La pathétique «vente de feu» de Chrysler par son propriétaire allemand, la semaine dernière, a encore braqué les projecteurs sur la crise que traversent les constructeurs américains d'automobiles.

La pathétique «vente de feu» de Chrysler par son propriétaire allemand, la semaine dernière, a encore braqué les projecteurs sur la crise que traversent les constructeurs américains d'automobiles.

Des milliers d'emplois perdus. Effritement des parts de marché. Déficits colossaux La jadis invincible «Detroit», ville emblématique des General Motors, Ford et Chrysler, ressemble à un pauvre animal, figé de peur au milieu de la route, qui voit venir le rouleau compresseur que sont Toyota, Honda et les autres constructeurs asiatiques.

Pourtant la débâcle américaine nous fait oublier que, durant ce temps, l'industrie automobile se prépare à passer en quatrième vitesse en Inde et en Chine.

Pour illustrer à quel point les réalités sont différentes aux extrémités de la planète automobile, il suffit de citer un chiffre: 25 millions.

C'est le nombre faramineux d'emplois que l'industrie automobile en Inde comptera d'ici 2016, selon l'Automotive Mission Plan (AMP), l'ambitieux plan de développement dévoilé récemment par le gouvernement de ce pays.

En pleine croissance, le secteur automobile indien emploie déjà 10 millions de personnes. Et ce n'est qu'un début.

Par comparaison, le Canada compte environ 150 000 travailleurs dans ses usines de véhicules et de pièces. Avec le personnel des concessionnaires et des fournisseurs de services (mécanique, magasins de pièces, etc.), on dépasse à peine la barre des 450 000, selon Industrie Canada.

Bref, l'Inde est sur une autre planète.

Les Suzuki (Japon), Hyundai (Corée du Sud) et Tata Motors (Inde) sont déjà bien implantés au pays des rickshaw (ces tricycles colorés qui abondent dans les grandes villes indiennes). Or, d'autres constructeurs font la queue aux frontières.

GM (États-Unis), Fiat, (Italie), Honda (Japon) et le duo Renault-Nissan (France-Japon) ont annoncé depuis 18 mois des investissements totalisant 1,6 milliard US, selon une estimation sommaire personnelle.

De plus, Volkswagen (Allemagne), Mitsubishi (Japon), Toyota (Japon) et BMW (Allemagne) se préparent à injecter de l'argent dans des usines existantes ou nouvelles.

En tout, quelque 8 milliards US seront investis d'ici trois ans en vue de tripler la production de voitures en Inde, selon une étude de l'école Wharton (Université de Pennsylvanie).

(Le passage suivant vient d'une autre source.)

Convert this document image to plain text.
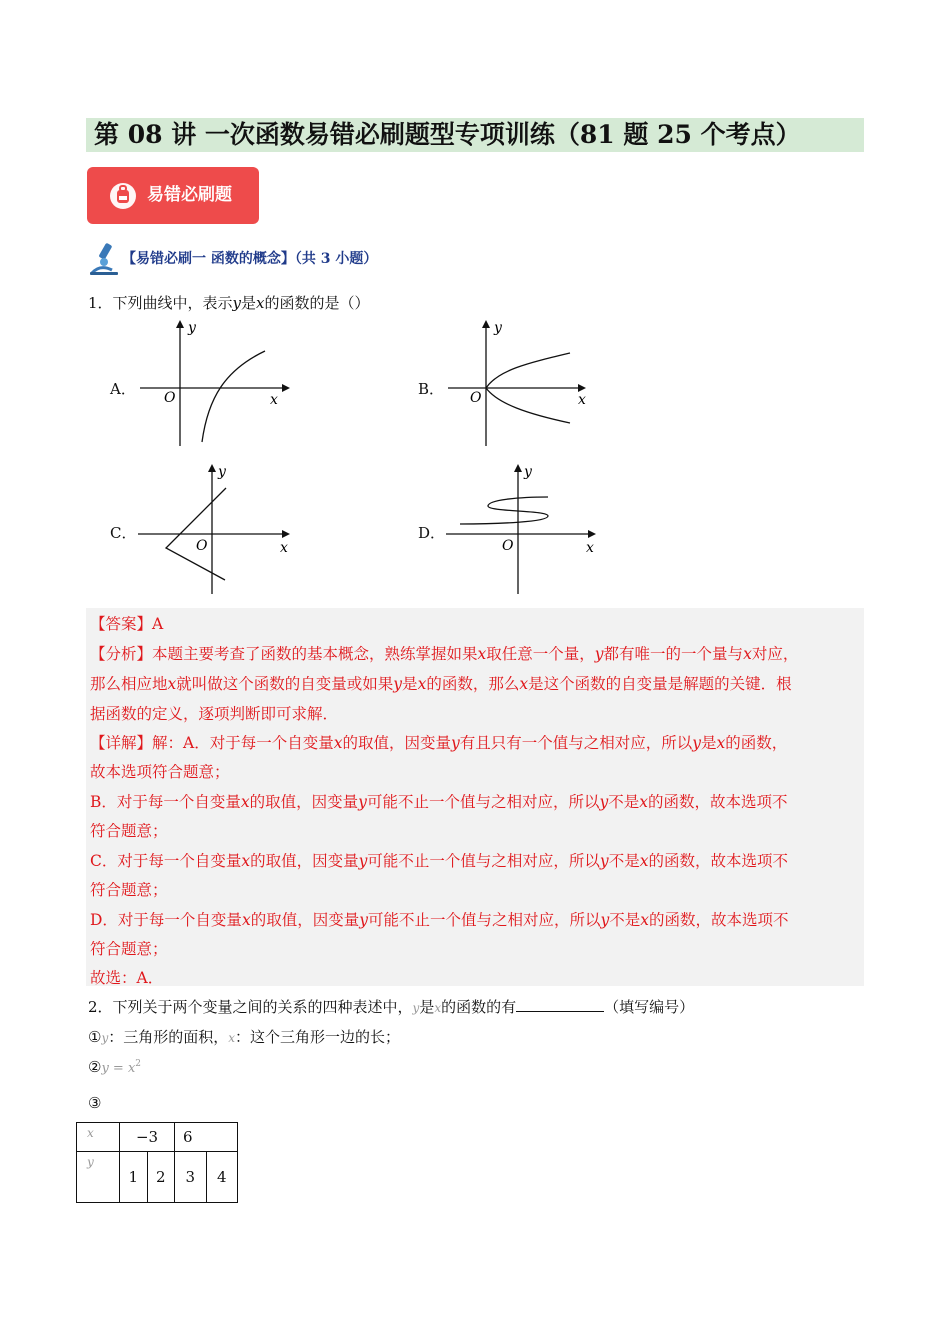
第 08 讲 一次函数易错必刷题型专项训练（81 题 25 个考点）
易错必刷题
【易错必刷一 函数的概念】（共 3 小题）
1．下列曲线中，表示y是x的函数的是（）
A．
y
x
O	B．
y
x
O
C．
y
x
O
D．
y
x
O
【答案】A
【分析】本题主要考查了函数的基本概念，熟练掌握如果x取任意一个量，y都有唯一的一个量与x对应，
那么相应地x就叫做这个函数的自变量或如果y是x的函数，那么x是这个函数的自变量是解题的关键．根
据函数的定义，逐项判断即可求解．
【详解】解：A．对于每一个自变量x的取值，因变量y有且只有一个值与之相对应，所以y是x的函数，
故本选项符合题意；
B．对于每一个自变量x的取值，因变量y可能不止一个值与之相对应，所以y不是x的函数，故本选项不
符合题意；
C．对于每一个自变量x的取值，因变量y可能不止一个值与之相对应，所以y不是x的函数，故本选项不
符合题意；
D．对于每一个自变量x的取值，因变量y可能不止一个值与之相对应，所以y不是x的函数，故本选项不
符合题意；
故选：A．
2．下列关于两个变量之间的关系的四种表述中，y是x的函数的有	（填写编号）
①y：三角形的面积，x：这个三角形一边的长；
②y = $x^2$
③
x	−3		6	
y	1	2	3	4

Le patron de Renault, Carlos Ghosn, s'est rendu à Bombay le mois dernier pour le lancement de la Logan, une voiture construite en partenariat avec le géant indien Mahindra & Mahindra, qui est offerte à moins de 12 000$CAN.

Un marché colossal

Mais M. Ghosn rêve du jour où, grâce à une main-d'oeuvre bon marché, on pourra vendre une automobile pour aussi peu que 3000 $ US, «ou même 2000 $ US», pour attirer un plus grand nombre d'automobilistes, disait-il lors de sa visite.

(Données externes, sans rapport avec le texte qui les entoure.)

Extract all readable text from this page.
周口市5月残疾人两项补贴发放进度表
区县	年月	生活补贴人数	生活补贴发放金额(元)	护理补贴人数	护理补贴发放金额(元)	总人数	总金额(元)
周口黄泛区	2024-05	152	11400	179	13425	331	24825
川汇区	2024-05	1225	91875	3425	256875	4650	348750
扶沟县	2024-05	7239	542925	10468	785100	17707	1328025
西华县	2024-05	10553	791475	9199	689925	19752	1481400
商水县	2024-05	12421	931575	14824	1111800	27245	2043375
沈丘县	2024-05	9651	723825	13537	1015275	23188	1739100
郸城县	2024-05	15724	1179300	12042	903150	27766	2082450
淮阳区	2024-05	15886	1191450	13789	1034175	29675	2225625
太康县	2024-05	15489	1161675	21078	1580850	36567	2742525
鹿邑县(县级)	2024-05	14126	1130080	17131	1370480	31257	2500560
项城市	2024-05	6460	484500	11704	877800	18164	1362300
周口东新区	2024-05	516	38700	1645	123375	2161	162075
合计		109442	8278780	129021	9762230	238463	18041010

Évidemment, l'intérêt croissant des constructeurs étrangers est à la hauteur du potentiel colossal du marché indien.

Forte de 1,1 milliard d'habitants, l'Inde ne compte cependant que 8 voitures pour 1000 habitants. Mais sous l'effet de son spectaculaire essor économique -une croissance de 8 ou 9% en moyenne depuis six ans- le marché de l'auto a bondi de 20% en 2006 (à 1,3 million de nouvelles immatriculations), selon le rapport AMP. Et personne n'entrevoit un ralentissement dans un avenir prévisible.

Le gouvernement veut même faire de l'Inde une plate-forme mondiale pour la production de véhicules (autos, camions, tracteurs, etc.). Si bien que la valeur de la production du pays va quadrupler (à 160 milliards de dollars) en 2016 -l'équivalant de 10% du produit intérieur brut (PIB), par rapport à 5% actuellement!

On pourrait en dire autant du marché de l'auto en Chine, qui croit lui aussi à un rythme effréné: en 2006, par exemple, les ventes de voitures dans ce pays ont bondi de 25%...

Tout ça pour dire que, malgré la déprime américaine, l'industrie automobile roule à tombeau ouvert en Asie. Ce qui veut dire que beaucoup, beaucoup de voitures se retrouveront bientôt sur les routes.

Aussi, les gens préoccupés par la qualité de l'air ont raison de s'alarmer. On peut se demander si le monde de l'auto, et certains gouvernements intoxiqués par les retombées économiques, ont oublié une règle de conduite importante: l'environnement n'est pas une autoroute où toutes les vitesses sont permises.